Dal 27 gennaio è costituito, presso il Ministero dell’Istruzione, dell’Università e della Ricerca (MIUR), un gruppo di lavoro per avviare una riflessione condivisa sui Big Data , coordinato da Fabio Beltram, Direttore della Scuola Normale Superiore di Pisa.

L’organo opera con la finalità di utilizzare, strategicamente e attraverso nuovi approcci, i Big Data di competenza del MIUR, ossia quelli afferenti al settore scolastico, universitario, della ricerca e dell’alta formazione.

Obiettivo è, dunque, quello di mettere i Big Data al centro del processo decisionale, nonché nella elaborazione di politiche di sviluppo in ambito formativo e scientifico.

Il primo passo operativo è realizzare una mappatura dei centri (universitari e non) che operano nel settore con riferimento alla formazione, ricerca e costruzione di competenze.
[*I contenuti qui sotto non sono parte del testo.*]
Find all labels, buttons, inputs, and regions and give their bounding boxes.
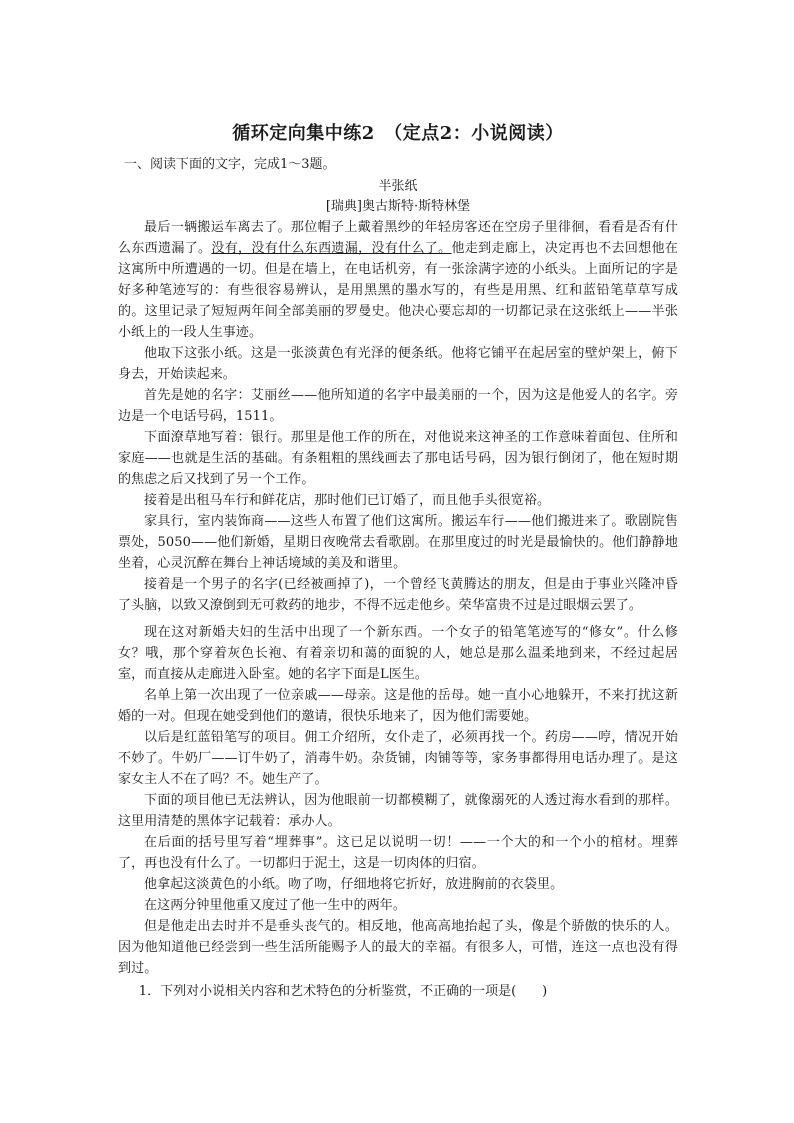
story-paragraph: 接着是出租马车行和鲜花店，那时他们已订婚了，而且他手头很宽裕。 xyxy=(144,493,551,508)
story-paragraph xyxy=(118,217,678,343)
paragraph-text: 他走到走廊上，决定再也不去回想他在这寓所中所遭遇的一切。但是在墙上，在电话机旁，有一张涂满字迹的小纸头。上面所记的字是好多种笔迹写的：有些很容易辨认，是用黑黑的墨水写的，有些是用黑、红和蓝铅笔草草写成的。这里记录了短短两年间全部美丽的罗曼史。他决心要忘却的一切都记录在这张纸上——半张小纸上的一段人生事迹。 xyxy=(118,241,679,340)
story-paragraph: 首先是她的名字：艾丽丝——他所知道的名字中最美丽的一个，因为这是他爱人的名字。旁边是一个电话号码，1511。 xyxy=(118,388,678,424)
story-paragraph: 在后面的括号里写着“埋葬事”。这已足以说明一切！——一个大的和一个小的棺材。埋葬了，再也没有什么了。一切都归于泥土，这是一切肉体的归宿。 xyxy=(118,835,678,871)
document-content xyxy=(118,121,678,1002)
story-paragraph: 以后是红蓝铅笔写的项目。佣工介绍所，女仆走了，必须再找一个。药房——哼，情况开始不妙了。牛奶厂——订牛奶了，消毒牛奶。杂货铺，肉铺等等，家务事都得用电话办理了。是这家女主人不在了吗？不。她生产了。 xyxy=(118,730,678,787)
story-paragraph: 他拿起这淡黄色的小纸。吻了吻，仔细地将它折好，放进胸前的衣袋里。 xyxy=(144,877,564,892)
story-title: 半张纸 xyxy=(378,179,418,194)
story-paragraph: 名单上第一次出现了一位亲戚——母亲。这是他的岳母。她一直小心地躲开，不来打扰这新婚的一对。但现在她受到他们的邀请，很快乐地来了，因为他们需要她。 xyxy=(118,688,678,724)
story-paragraph: 家具行，室内装饰商——这些人布置了他们这寓所。搬运车行——他们搬进来了。歌剧院售票处，5050——他们新婚，星期日夜晚常去看歌剧。在那里度过的时光是最愉快的。他们静静地坐着，心灵沉醉在舞台上神话境域的美及和谐里。 xyxy=(118,514,678,571)
paragraph-text: 最后一辆搬运车离去了。那位帽子上戴着黑纱的年轻房客还在空房子里徘徊，看看是否有什么东西遗漏了。 xyxy=(118,220,678,256)
story-paragraph: 在这两分钟里他重又度过了他一生中的两年。 xyxy=(144,898,407,913)
story-paragraph: 现在这对新婚夫妇的生活中出现了一个新东西。一个女子的铅笔笔迹写的“修女”。什么修女？哦，那个穿着灰色长袍、有着亲切和蔼的面貌的人，她总是那么温柔地到来，不经过起居室，而直接从走廊进入卧室。她的名字下面是L医生。 xyxy=(118,625,678,682)
underlined-sentence: 没有，没有什么东西遗漏，没有什么了。 xyxy=(211,241,452,256)
story-paragraph: 但是他走出去时并不是垂头丧气的。相反地，他高高地抬起了头，像是个骄傲的快乐的人。因为他知道他已经尝到一些生活所能赐予人的最大的幸福。有很多人，可惜，连这一点也没有得到过。 xyxy=(118,919,678,976)
section-instruction: 一、阅读下面的文字，完成1～3题。 xyxy=(124,157,336,172)
story-paragraph: 他取下这张小纸。这是一张淡黄色有光泽的便条纸。他将它铺平在起居室的壁炉架上，俯下身去，开始读起来。 xyxy=(118,346,678,382)
page-title: 循环定向集中练2 （定点2：小说阅读） xyxy=(232,123,564,144)
story-paragraph: 下面潦草地写着：银行。那里是他工作的所在，对他说来这神圣的工作意味着面包、住所和家庭——也就是生活的基础。有条粗粗的黑线画去了那电话号码，因为银行倒闭了，他在短时期的焦虑之后又找到了另一个工作。 xyxy=(118,430,678,487)
question-1: 1．下列对小说相关内容和艺术特色的分析鉴赏，不正确的一项是( ) xyxy=(138,984,548,999)
story-paragraph: 下面的项目他已无法辨认，因为他眼前一切都模糊了，就像溺死的人透过海水看到的那样。这里用清楚的黑体字记载着：承办人。 xyxy=(118,793,678,829)
story-author: [瑞典]奥古斯特·斯特林堡 xyxy=(325,199,471,214)
story-paragraph: 接着是一个男子的名字(已经被画掉了)，一个曾经飞黄腾达的朋友，但是由于事业兴隆冲昏了头脑，以致又潦倒到无可救药的地步，不得不远走他乡。荣华富贵不过是过眼烟云罢了。 xyxy=(118,577,678,613)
Pertanto, il gruppo di lavoro ha invitato tutti i soggetti attivi nel campo dei Big Data attraverso programmi di formazione, valorizzazione o ricerca a segnalare tali iniziative all’indirizzo bigdata@miur.it, fornendo i link ai siti dove tali iniziative sono illustrate.

Il rapporto finale del Gruppo sarà consegnato entro il 15 maggio 2016.

Prima di tutto però il nostro Paese deve ridurre una grave lacuna dal lato della domanda di servizi digitali. Il Digital Economy and Society Index per il 2015, recentemente pubblicato dalla Commissione Europea, ha evidenziato che un terzo della popolazione non è in grado di cogliere le opportunità offerte dalla rete, né può contribuire all’economia digitale.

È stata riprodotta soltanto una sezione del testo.